On 6/17/2013 5:09 PM, email@example.com wrote: > > "Nasser M. Abbasi" schrieb: >> >> On a related point, would you please help me understand how >> free version of reduce transformed >> >> arcsin(x)*log(x) >> >> to >> >> arcsin( sin(g0) ) * cos(g0) * log( sin(g0) ) >> >> by replacing x with sin(g0). >> >> i.e Where does cos(g0) term come from in the above transformation? >> >> Here is a link to the reduce trace for integral #1, which it >> could not do btw. And the above was the first step in the process. >> >> http://12000.org/my_notes/ten_hard_integrals/reduce_logs/1/HTML/trace_1.html >>
> > In the original INT(ASIN(x)*LN(x), x), Reduce makes the variable > substitution x = SIN(y), dx = COS(y)*dy (I've written y for g0). So the > factor COS(y) just represents the derivative dx/dy that must be included > in the transformed integrand. >
Ah! Yes, ofcourse, but the trace was confusing. If you see, it says it was transforming arcsin(x)*log(x) and NOT arcsin(x)*log(x)*dx
If dx is included, then it works out.
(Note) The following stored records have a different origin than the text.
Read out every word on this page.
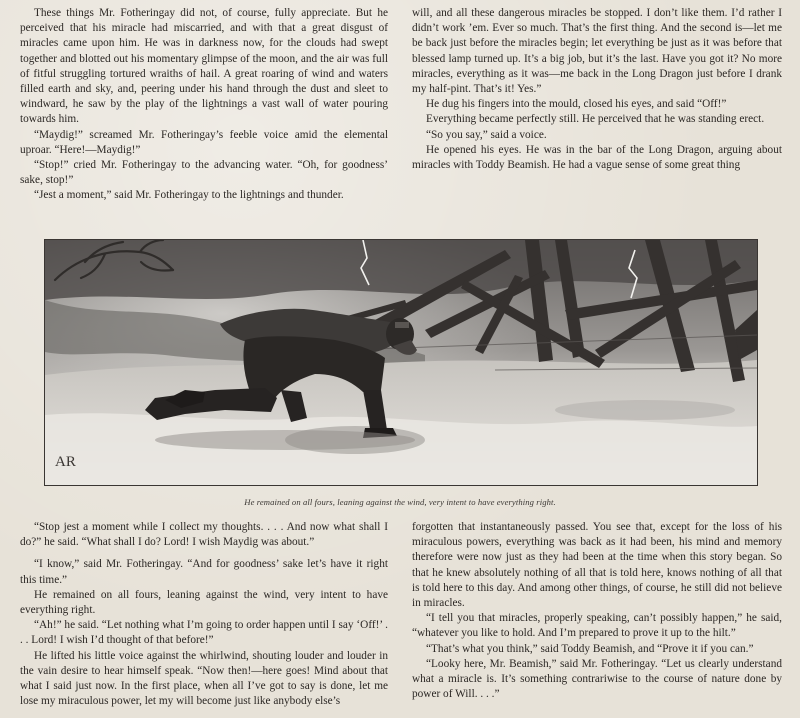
These things Mr. Fotheringay did not, of course, fully appreciate. But he perceived that his miracle had miscarried, and with that a great disgust of miracles came upon him. He was in darkness now, for the clouds had swept together and blotted out his momentary glimpse of the moon, and the air was full of fitful struggling tortured wraiths of hail. A great roaring of wind and waters filled earth and sky, and, peering under his hand through the dust and sleet to windward, he saw by the play of the lightnings a vast wall of water pouring towards him.

“Maydig!” screamed Mr. Fotheringay’s feeble voice amid the elemental uproar. “Here!—Maydig!”

“Stop!” cried Mr. Fotheringay to the advancing water. “Oh, for goodness’ sake, stop!”

“Jest a moment,” said Mr. Fotheringay to the lightnings and thunder.

will, and all these dangerous miracles be stopped. I don’t like them. I’d rather I didn’t work ’em. Ever so much. That’s the first thing. And the second is—let me be back just before the miracles begin; let everything be just as it was before that blessed lamp turned up. It’s a big job, but it’s the last. Have you got it? No more miracles, everything as it was—me back in the Long Dragon just before I drank my half-pint. That’s it! Yes.”

He dug his fingers into the mould, closed his eyes, and said “Off!”

Everything became perfectly still. He perceived that he was standing erect.

“So you say,” said a voice.

He opened his eyes. He was in the bar of the Long Dragon, arguing about miracles with Toddy Beamish. He had a vague sense of some great thing

AR
He remained on all fours, leaning against the wind, very intent to have everything right.

“Stop jest a moment while I collect my thoughts. . . . And now what shall I do?” he said. “What shall I do? Lord! I wish Maydig was about.”

“I know,” said Mr. Fotheringay. “And for goodness’ sake let’s have it right this time.”

He remained on all fours, leaning against the wind, very intent to have everything right.

“Ah!” he said. “Let nothing what I’m going to order happen until I say ‘Off!’ . . . Lord! I wish I’d thought of that before!”

He lifted his little voice against the whirlwind, shouting louder and louder in the vain desire to hear himself speak. “Now then!—here goes! Mind about that what I said just now. In the first place, when all I’ve got to say is done, let me lose my miraculous power, let my will become just like anybody else’s

forgotten that instantaneously passed. You see that, except for the loss of his miraculous powers, everything was back as it had been, his mind and memory therefore were now just as they had been at the time when this story began. So that he knew absolutely nothing of all that is told here, knows nothing of all that is told here to this day. And among other things, of course, he still did not believe in miracles.

“I tell you that miracles, properly speaking, can’t possibly happen,” he said, “whatever you like to hold. And I’m prepared to prove it up to the hilt.”

“That’s what you think,” said Toddy Beamish, and “Prove it if you can.”

“Looky here, Mr. Beamish,” said Mr. Fotheringay. “Let us clearly understand what a miracle is. It’s something contrariwise to the course of nature done by power of Will. . . .”
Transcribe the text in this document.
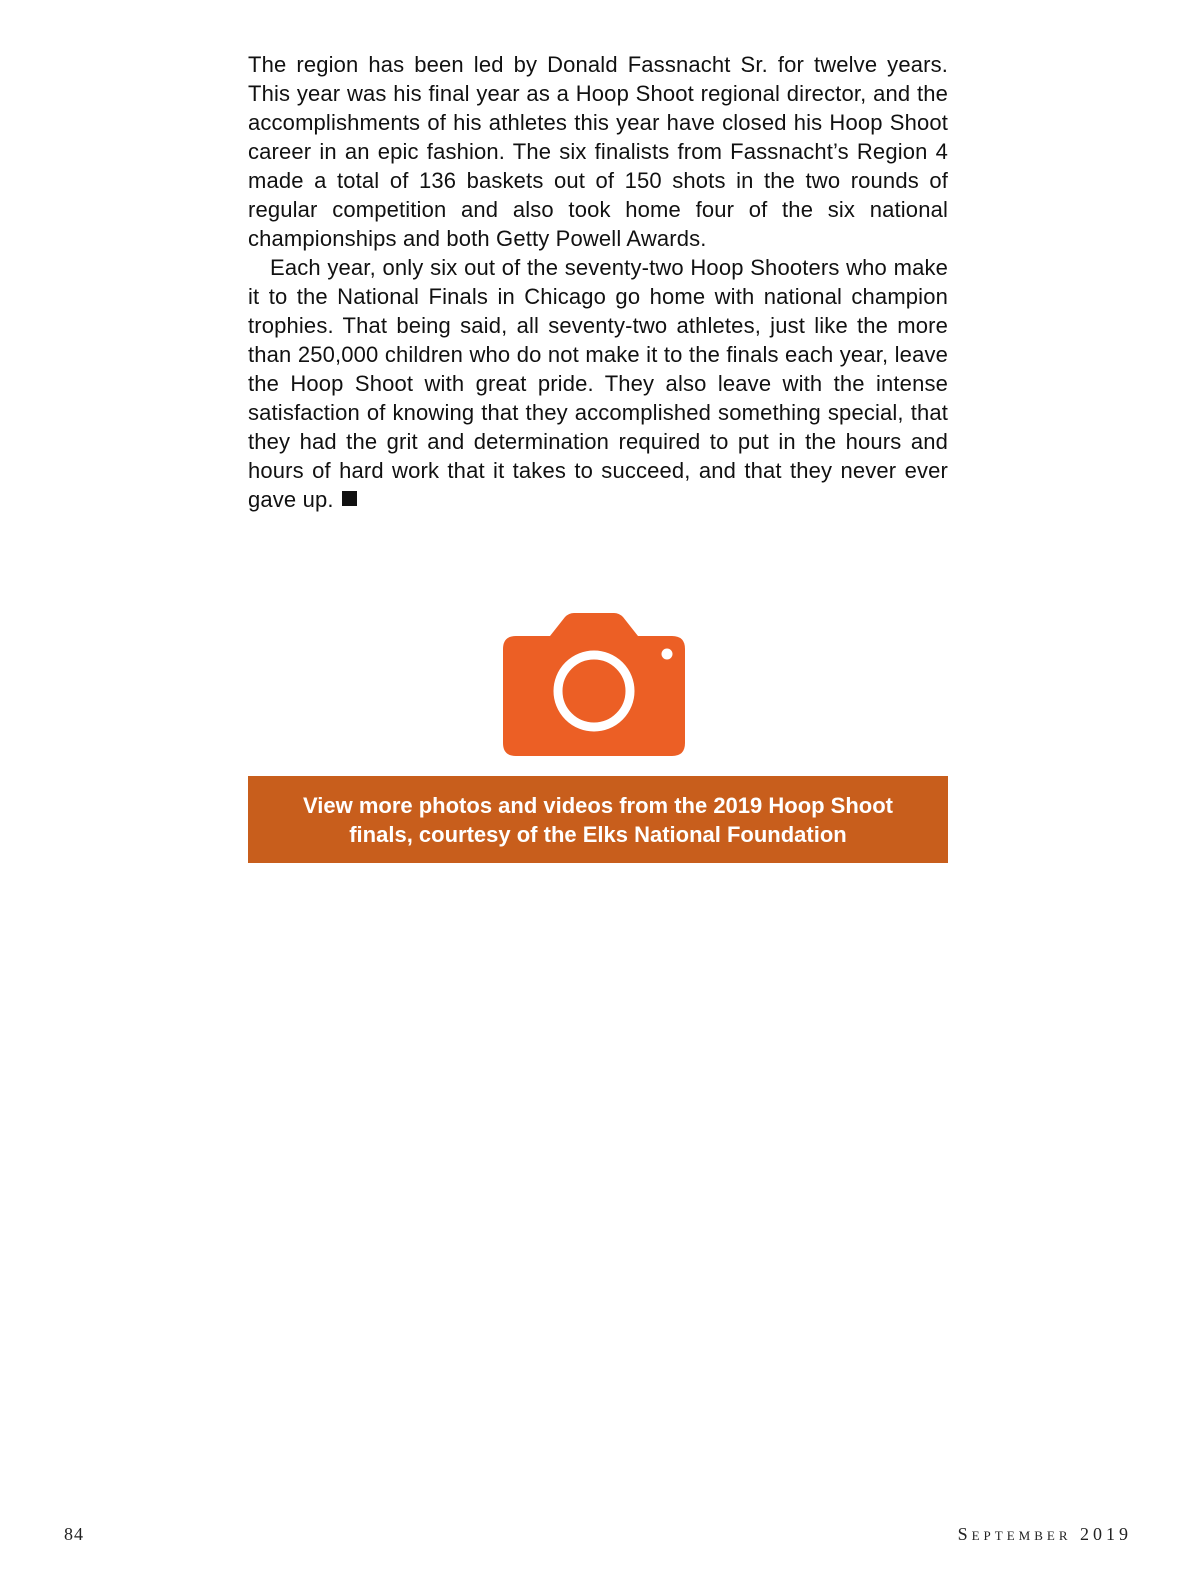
The region has been led by Donald Fassnacht Sr. for twelve years. This year was his final year as a Hoop Shoot regional director, and the accomplishments of his athletes this year have closed his Hoop Shoot career in an epic fashion. The six finalists from Fassnacht’s Region 4 made a total of 136 baskets out of 150 shots in the two rounds of regular competition and also took home four of the six national championships and both Getty Powell Awards.

Each year, only six out of the seventy-two Hoop Shooters who make it to the National Finals in Chicago go home with national champion trophies. That being said, all seventy-two athletes, just like the more than 250,000 children who do not make it to the finals each year, leave the Hoop Shoot with great pride. They also leave with the intense satisfaction of knowing that they accomplished something special, that they had the grit and determination required to put in the hours and hours of hard work that it takes to succeed, and that they never ever gave up.

View more photos and videos from the 2019 Hoop Shoot finals, courtesy of the Elks National Foundation
84	September 2019
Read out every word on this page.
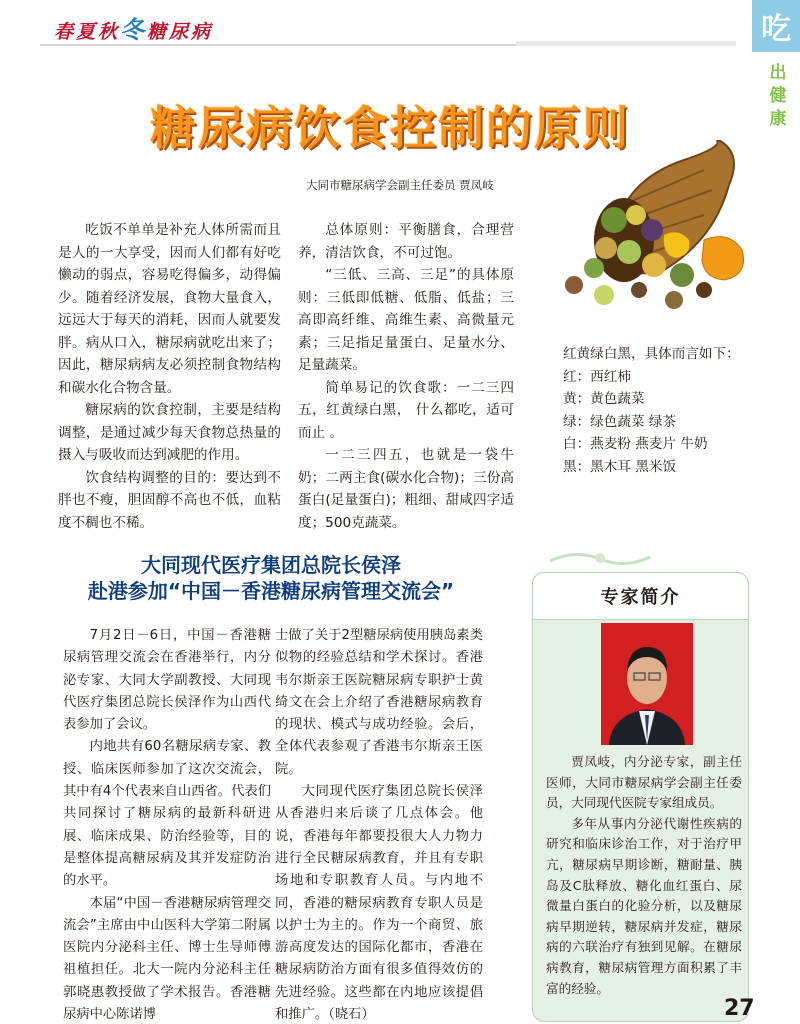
春夏秋冬糖尿病	吃
出
健
康
糖尿病饮食控制的原则
大同市糖尿病学会副主任委员 贾凤岐

吃饭不单单是补充人体所需而且是人的一大享受，因而人们都有好吃懒动的弱点，容易吃得偏多，动得偏少。随着经济发展，食物大量食入，远远大于每天的消耗，因而人就要发胖。病从口入，糖尿病就吃出来了；因此，糖尿病病友必须控制食物结构和碳水化合物含量。

糖尿病的饮食控制，主要是结构调整，是通过减少每天食物总热量的摄入与吸收而达到减肥的作用。

饮食结构调整的目的：要达到不胖也不瘦，胆固醇不高也不低，血粘度不稠也不稀。

总体原则：平衡膳食，合理营养，清洁饮食，不可过饱。

“三低、三高、三足”的具体原则：三低即低糖、低脂、低盐；三高即高纤维、高维生素、高微量元素；三足指足量蛋白、足量水分、足量蔬菜。

简单易记的饮食歌：一二三四五，红黄绿白黑， 什么都吃，适可而止 。

一二三四五，也就是一袋牛奶；二两主食(碳水化合物)；三份高蛋白(足量蛋白)；粗细、甜咸四字适度；500克蔬菜。

红黄绿白黑，具体而言如下：

红：西红柿

黄：黄色蔬菜

绿：绿色蔬菜 绿茶

白：燕麦粉 燕麦片 牛奶

黑：黑木耳 黑米饭

大同现代医疗集团总院长侯泽
赴港参加“中国－香港糖尿病管理交流会”

7月2日－6日，中国－香港糖尿病管理交流会在香港举行，内分泌专家、大同大学副教授、大同现代医疗集团总院长侯泽作为山西代表参加了会议。

内地共有60名糖尿病专家、教授、临床医师参加了这次交流会，其中有4个代表来自山西省。代表们共同探讨了糖尿病的最新科研进展、临床成果、防治经验等，目的是整体提高糖尿病及其并发症防治的水平。

本届“中国－香港糖尿病管理交流会”主席由中山医科大学第二附属医院内分泌科主任、博士生导师傅祖植担任。北大一院内分泌科主任郭晓惠教授做了学术报告。香港糖尿病中心陈诺博

士做了关于2型糖尿病使用胰岛素类似物的经验总结和学术探讨。香港韦尔斯亲王医院糖尿病专职护士黄绮文在会上介绍了香港糖尿病教育的现状、模式与成功经验。会后，全体代表参观了香港韦尔斯亲王医院。

大同现代医疗集团总院长侯泽从香港归来后谈了几点体会。他说，香港每年都要投很大人力物力进行全民糖尿病教育，并且有专职场地和专职教育人员。与内地不同，香港的糖尿病教育专职人员是以护士为主的。作为一个商贸、旅游高度发达的国际化都市，香港在糖尿病防治方面有很多值得效仿的先进经验。这些都在内地应该提倡和推广。（晓石）

专家简介

贾凤岐，内分泌专家，副主任医师，大同市糖尿病学会副主任委员，大同现代医院专家组成员。

多年从事内分泌代谢性疾病的研究和临床诊治工作，对于治疗甲亢，糖尿病早期诊断，糖耐量、胰岛及C肽释放、糖化血红蛋白、尿微量白蛋白的化验分析，以及糖尿病早期逆转，糖尿病并发症，糖尿病的六联治疗有独到见解。在糖尿病教育，糖尿病管理方面积累了丰富的经验。

27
Ok, here it is step by step again.
given: I = arcsin(x) log(x) dx
let x=sin(y), then dx/dy=cos(y), or dx=cos(y)*dy hence I becomes
arcsin(sin(y)) log(sin(y) cos(y) dy
So it was the change from dx to dy which introduced the cos(y) term, that is what I overlooked since trace did not show dx in what it started with.